Defendants use the misguided application of Blechman to then suggest that the Martin Affidavit “was prepared purely in anticipation of litigation and not as an attestation to a regular practice of PNC Bank . . . .” (Dkt. #45 at p. 10). As discussed above, Plaintiff has established that Martin was qualified to testify as a custodian of records, that his personal knowledge was based on his role as a custodian of records, and that the business records were acquired as a result of the merger between Plaintiff and BBVA USA. Accordingly, Defendants’ second
objection to the Report is OVERRULED. Defendants’ Remaining Objections The remainder of Defendants’ objections are predicated on Defendants’ contention that the Martin Affidavit is inadmissible, which the Court has rejected, supra.
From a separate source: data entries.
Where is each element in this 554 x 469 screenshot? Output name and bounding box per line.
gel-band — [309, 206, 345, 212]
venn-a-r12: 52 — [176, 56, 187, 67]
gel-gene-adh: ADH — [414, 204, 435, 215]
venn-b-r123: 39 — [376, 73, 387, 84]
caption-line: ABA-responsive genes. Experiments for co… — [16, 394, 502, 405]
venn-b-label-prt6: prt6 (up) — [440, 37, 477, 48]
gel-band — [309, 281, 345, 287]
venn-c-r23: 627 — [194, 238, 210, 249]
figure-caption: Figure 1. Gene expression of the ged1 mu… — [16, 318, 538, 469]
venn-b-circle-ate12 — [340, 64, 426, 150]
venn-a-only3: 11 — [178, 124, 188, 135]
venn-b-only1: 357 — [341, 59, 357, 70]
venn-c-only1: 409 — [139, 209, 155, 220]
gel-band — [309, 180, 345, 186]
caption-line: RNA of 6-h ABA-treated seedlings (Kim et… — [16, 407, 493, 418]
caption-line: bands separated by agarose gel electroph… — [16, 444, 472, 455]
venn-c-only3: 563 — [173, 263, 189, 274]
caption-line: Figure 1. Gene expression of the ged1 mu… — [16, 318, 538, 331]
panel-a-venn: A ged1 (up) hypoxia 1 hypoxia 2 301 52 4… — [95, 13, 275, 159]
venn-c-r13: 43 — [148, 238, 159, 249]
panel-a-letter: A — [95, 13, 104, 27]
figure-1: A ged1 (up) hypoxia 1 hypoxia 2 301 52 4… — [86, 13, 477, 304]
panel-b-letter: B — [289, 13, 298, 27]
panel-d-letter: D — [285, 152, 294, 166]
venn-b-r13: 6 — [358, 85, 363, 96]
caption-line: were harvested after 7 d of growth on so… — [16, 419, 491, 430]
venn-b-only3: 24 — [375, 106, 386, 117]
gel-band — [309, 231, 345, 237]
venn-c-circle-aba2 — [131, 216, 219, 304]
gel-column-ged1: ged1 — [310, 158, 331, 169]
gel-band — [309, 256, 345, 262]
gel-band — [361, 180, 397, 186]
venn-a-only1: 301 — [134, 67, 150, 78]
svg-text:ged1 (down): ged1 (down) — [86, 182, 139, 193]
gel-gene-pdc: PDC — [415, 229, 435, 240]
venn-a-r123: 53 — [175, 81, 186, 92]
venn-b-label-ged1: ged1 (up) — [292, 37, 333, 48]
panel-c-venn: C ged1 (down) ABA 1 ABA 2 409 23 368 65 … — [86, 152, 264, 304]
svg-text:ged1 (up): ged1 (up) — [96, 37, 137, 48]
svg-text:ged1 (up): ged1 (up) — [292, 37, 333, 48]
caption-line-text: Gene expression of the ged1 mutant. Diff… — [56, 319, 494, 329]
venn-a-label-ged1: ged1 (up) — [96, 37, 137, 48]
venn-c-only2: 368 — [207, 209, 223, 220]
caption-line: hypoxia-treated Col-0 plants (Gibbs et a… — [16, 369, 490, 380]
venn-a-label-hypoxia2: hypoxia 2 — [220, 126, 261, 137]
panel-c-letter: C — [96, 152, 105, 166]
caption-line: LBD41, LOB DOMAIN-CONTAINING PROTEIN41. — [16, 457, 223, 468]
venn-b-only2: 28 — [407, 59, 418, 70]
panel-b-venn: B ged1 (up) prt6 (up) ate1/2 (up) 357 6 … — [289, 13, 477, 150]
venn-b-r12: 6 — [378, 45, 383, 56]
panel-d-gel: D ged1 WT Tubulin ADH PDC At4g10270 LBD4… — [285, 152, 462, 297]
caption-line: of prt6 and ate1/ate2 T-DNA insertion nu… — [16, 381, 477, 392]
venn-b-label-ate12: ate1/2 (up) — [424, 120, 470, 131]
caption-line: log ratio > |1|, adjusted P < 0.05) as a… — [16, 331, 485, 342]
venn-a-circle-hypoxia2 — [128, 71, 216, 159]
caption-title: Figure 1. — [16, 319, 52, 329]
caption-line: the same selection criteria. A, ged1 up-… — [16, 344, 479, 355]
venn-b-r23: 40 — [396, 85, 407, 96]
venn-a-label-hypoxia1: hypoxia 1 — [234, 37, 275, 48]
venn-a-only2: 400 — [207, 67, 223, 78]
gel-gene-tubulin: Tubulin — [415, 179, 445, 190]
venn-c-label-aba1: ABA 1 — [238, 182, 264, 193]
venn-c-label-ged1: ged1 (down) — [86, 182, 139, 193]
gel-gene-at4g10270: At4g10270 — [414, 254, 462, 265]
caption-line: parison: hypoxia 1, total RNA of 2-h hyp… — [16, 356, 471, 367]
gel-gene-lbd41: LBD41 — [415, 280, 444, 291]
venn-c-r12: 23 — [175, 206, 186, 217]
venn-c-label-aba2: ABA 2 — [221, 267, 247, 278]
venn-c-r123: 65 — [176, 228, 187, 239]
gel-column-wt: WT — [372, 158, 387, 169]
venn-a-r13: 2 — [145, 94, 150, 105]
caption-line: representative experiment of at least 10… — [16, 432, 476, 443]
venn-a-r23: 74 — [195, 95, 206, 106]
Accordingly, Defendants’ remaining objections to the Report are OVERRULED. CONCLUSION Having conducted a de novo review of Defendants’ objections (Dkt. #45) and the portions of the Report to which Defendants specifically object, as well as Plaintiff’s
Response (Dkt. #48), the Court is of the opinion that the findings of the Magistrate Judge are correct and adopts the Magistrate Judge’s Report as the findings of the Court. It is therefore ORDERED that Plaintiff’s Motion for Summary Judgment (Dkt. #22) is GRANTED as set forth by the Report (Dkt. #41) and the case is DISMISSED WITH PREJUDICE. It is further ORDERED that JUDGMENT is
entered as follows: (1) After all offsets, payments, and credits have been allowed, Plaintiff PNC Bank, National Association has been damaged by Defendants TSG II Investments, LLC and Ted Groesbeck, jointly and severally, in the sum of $990,867.14; and (2) Plaintiff PNC Bank, National Association shall have and recover of and from Defendants TSG II Investments, LLC and Ted Groesbeck, jointly and severally, judgment in the sum of $990,867.14; prejudgment interest at the default rate under the loan documents of 18.00% per annum from June 22, 2022, through
entry of judgment; post-judgment interest at the current legal rate on the date of judgment; and costs of court, together with reasonable and necessary attorney’s fees in a sum determined by the Court via separate motion pursuant to Federal Rule of Civil Procedure 54. Plaintiff’s motion shall be filed within fourteen days of the entry of judgment. It is further ORDERED that any request for relief not addressed by the Report
(Dkt. #41) is DENIED as moot. So ORDERED and SIGNED this 16th day of September, 2025.